Technologies for the removal of carbon dioxide (CO2) from the atmosphere (direct air capture, or DAC for short) are already in use, but neither their actual benefits for climate protection nor their other environmental impact have yet to be investigated. A research team led by Kavya Madhu and Prof. Dr. Stefan Pauliuk from the University of Freiburg (Faculty of Environment and Natural Resources) has now analyzed the carbon footprint of these technologies. To do so, they determined for two common DAC processes - one at high and one at low temperature for capturing CO2 - how high their energy input, CO2 emissions and other consumption factors are to extract one ton, one megaton and one gigaton of CO2 from the atmosphere and inject it into deep soil layers. They also compared these values to key existing technologies and measures for CO2 reduction, such as e-mobility and heat pumps. “The low-temperature process for CO2 extraction proved to be surprisingly efficient,” says Kavya Madhu, "for one ton of CO2 extraction, for example, 0.3 tons of CO2 are currently emitted in the energy and heat supply required for this, and as little as 0.15 tons if low- CO2 electricity is used. The resulting net CO2 extraction of 0.7-0.85 tons is comparable to the CO2 savings from using the same amount of energy for electric cars instead of gasoline-powered cars. They published the results of their study in the journal Nature Energy.

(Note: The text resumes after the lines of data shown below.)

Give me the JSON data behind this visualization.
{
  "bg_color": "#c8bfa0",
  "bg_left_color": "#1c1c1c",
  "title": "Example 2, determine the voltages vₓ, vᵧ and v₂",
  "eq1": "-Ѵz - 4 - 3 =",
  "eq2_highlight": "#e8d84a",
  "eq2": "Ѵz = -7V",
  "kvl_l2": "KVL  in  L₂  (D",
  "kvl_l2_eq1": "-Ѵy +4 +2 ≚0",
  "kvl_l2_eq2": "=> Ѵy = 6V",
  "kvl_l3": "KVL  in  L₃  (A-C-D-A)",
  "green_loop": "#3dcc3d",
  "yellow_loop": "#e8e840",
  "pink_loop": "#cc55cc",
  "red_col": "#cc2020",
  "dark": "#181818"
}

“Several factors for long-term storage are still unknown”
Extraction technologies first bring ambient air into contact with a substance that absorbs the CO2 from the air. In a second step, the captured CO2 is released again in high concentration by heating and then liquefied. Energy expenditures and emissions for the CO2 extraction processes arise in particular from the necessary generation of ventilation, chemical reactions and heating, as well as the injection of the extracted CO2 into deep soil layers. However, according to Stefan Pauliuk, “Several factors for long-term CO2 storage are still unknown or difficult to determine, such as the dynamically evolving CO2 storage capacity of rocks.”
For their study, the team determined the efficiency of CO2 extraction technologies over their life cycle using a detailed life cycle assessment in OpenLCA software. They calculated the environmental impact of providing the materials and energy needed to build the plants and capture and inject CO2. For comparison with other technologies and CO2 reduction measures, they used existing data from various literature sources, aligned them, and performed their own process modeling to ensure completeness and consistency.
“Given that CO2 extraction is already comparatively efficient, DAC technologies are likely to play a long-term role in climate mitigation as a complement, not a replacement,” Madhu and Pauliuk conclude. “Given the uncertainty of actual scalability, the risks associated with CO2 storage in rock, and the early-stage development of DAC technologies, the use of already established and similarly climate-efficient technologies such as battery-operated vehicles and heat pumps remains urgent.”